The drops you were given are an antibiotic.  If the vet gave them to you it would seem they were believing he had some kind of infection.  But if the bloodwork came back (a CBC test) and didn't show an elevated white blood cell count, there would be no added evidence he had an infection the body was gearing up to fight off.  Further your other series of specific eye tests didn't show bacteria being identified as a cause.  If the drops are not working and the eyes are still watering either if he has an infection it isn't strong enough, or he doesn't have an infection and the drops wouldn't do anything except maybe give extra lubrication for awhile.
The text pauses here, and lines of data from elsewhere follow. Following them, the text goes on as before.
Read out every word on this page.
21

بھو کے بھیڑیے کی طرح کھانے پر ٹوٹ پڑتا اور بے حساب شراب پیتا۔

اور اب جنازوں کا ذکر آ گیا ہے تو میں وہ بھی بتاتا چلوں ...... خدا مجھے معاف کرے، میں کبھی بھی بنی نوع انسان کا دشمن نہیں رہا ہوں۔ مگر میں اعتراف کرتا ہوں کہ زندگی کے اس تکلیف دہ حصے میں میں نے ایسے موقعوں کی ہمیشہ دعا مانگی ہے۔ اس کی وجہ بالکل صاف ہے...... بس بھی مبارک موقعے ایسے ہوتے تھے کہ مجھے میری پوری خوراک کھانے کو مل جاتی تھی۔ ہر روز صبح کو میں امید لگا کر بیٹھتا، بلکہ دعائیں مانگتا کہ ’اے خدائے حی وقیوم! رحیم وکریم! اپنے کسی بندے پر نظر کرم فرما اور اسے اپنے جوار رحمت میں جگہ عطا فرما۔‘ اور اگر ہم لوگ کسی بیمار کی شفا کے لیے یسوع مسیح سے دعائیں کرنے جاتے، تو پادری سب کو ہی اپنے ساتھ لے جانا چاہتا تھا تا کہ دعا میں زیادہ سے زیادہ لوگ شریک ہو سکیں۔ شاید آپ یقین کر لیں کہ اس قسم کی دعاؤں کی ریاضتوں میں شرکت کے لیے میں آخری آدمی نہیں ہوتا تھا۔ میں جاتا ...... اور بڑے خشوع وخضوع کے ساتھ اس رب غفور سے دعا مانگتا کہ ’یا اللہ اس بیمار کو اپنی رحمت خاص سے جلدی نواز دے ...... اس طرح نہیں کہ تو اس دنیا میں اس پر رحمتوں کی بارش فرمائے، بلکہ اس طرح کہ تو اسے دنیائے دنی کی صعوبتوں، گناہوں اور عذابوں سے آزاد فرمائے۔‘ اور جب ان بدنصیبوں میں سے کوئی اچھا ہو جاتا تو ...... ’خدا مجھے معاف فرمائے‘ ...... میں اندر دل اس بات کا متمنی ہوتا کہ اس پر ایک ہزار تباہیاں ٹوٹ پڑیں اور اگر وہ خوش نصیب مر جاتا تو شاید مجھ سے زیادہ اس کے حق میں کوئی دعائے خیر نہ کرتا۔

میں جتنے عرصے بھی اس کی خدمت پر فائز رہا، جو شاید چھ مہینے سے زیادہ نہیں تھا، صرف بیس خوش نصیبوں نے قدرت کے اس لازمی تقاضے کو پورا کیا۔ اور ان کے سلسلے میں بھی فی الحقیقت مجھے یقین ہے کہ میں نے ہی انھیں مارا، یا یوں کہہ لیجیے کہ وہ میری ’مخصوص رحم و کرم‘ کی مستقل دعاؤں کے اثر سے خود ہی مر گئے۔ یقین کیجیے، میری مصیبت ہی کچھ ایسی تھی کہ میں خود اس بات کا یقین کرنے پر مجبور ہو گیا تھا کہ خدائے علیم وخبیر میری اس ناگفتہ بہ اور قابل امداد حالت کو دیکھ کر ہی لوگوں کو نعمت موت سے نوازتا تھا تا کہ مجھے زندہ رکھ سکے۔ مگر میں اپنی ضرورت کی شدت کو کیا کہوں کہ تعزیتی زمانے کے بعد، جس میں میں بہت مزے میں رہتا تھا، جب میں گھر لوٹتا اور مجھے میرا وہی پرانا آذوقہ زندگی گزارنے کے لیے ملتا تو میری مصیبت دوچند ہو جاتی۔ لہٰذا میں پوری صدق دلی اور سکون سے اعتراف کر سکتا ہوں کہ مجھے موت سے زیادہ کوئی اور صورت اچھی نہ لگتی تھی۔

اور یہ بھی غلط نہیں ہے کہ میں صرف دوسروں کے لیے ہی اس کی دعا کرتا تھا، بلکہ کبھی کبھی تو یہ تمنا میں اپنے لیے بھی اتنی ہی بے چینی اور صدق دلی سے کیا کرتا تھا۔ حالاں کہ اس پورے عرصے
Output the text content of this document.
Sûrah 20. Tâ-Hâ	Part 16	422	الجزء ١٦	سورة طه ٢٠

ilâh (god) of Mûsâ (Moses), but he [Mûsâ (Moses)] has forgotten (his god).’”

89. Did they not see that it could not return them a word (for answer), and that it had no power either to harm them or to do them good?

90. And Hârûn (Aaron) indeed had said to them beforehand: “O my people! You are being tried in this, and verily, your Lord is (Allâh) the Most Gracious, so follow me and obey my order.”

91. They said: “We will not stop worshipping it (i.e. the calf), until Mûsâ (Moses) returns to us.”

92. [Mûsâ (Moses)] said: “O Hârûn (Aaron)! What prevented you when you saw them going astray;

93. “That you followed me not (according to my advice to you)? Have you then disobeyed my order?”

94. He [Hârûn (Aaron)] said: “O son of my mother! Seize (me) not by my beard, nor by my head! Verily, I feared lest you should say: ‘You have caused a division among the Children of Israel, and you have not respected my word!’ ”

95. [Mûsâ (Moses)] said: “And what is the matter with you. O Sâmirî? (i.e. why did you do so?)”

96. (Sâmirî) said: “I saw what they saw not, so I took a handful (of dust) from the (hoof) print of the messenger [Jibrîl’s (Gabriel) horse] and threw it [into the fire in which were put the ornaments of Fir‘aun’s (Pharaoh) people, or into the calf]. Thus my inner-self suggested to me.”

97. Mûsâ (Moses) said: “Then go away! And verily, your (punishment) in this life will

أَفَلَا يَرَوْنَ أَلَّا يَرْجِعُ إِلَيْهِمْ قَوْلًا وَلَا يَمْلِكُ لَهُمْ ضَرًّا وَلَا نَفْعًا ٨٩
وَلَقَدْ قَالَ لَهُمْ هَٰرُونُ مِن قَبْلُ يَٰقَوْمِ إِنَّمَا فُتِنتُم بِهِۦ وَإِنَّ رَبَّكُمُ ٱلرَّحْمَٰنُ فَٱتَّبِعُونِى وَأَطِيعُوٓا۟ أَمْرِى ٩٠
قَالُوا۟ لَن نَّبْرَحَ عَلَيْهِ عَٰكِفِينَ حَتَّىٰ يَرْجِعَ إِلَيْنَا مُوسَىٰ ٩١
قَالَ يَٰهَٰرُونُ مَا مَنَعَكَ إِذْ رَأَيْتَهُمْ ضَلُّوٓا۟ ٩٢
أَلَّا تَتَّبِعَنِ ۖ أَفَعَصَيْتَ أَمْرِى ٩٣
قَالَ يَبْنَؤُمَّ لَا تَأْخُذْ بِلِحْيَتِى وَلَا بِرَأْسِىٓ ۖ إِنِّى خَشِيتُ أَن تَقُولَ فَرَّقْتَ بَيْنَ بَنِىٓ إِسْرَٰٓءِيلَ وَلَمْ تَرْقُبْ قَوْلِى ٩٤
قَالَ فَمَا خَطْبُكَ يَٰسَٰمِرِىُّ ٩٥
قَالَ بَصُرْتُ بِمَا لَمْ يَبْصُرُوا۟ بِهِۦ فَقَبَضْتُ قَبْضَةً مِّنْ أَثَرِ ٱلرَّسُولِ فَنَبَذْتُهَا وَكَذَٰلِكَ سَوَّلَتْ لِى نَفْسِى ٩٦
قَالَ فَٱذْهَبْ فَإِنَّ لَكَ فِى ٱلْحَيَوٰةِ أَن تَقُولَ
Yes, the key is finding a good rabbit vet where you are.  they will do the necessary tests and also they will not "think zebra" when they hear hoofbeats, they will "think horse", because they will have a very good and solid background in rabbits and seeing them very regularly.  Go to:

www.rabbit.org/vets/vets.html

and find a House Rabbit Society recommended vet near you.  If they don't have HRS listings they may have independent rabbit group vet recommendations linked here.  If there are none, call you local vets and animal shelters and ask them all where they'd go with a difficult rabbit case.  Most often you'll hear a lot of them saying the same one or two places.

I'll pray for your guy.  Best things you can do for him in the meantime is a) if his room is dry, try the humidifier (helps everyone really), b) watch the aerosols and strong chemical cleaners around him, maybe even get some Visine-A (allergies) and see if a few drops a day give him relief.  Doing this in the meantime waiting to see a good rabbit vet down in your new home area.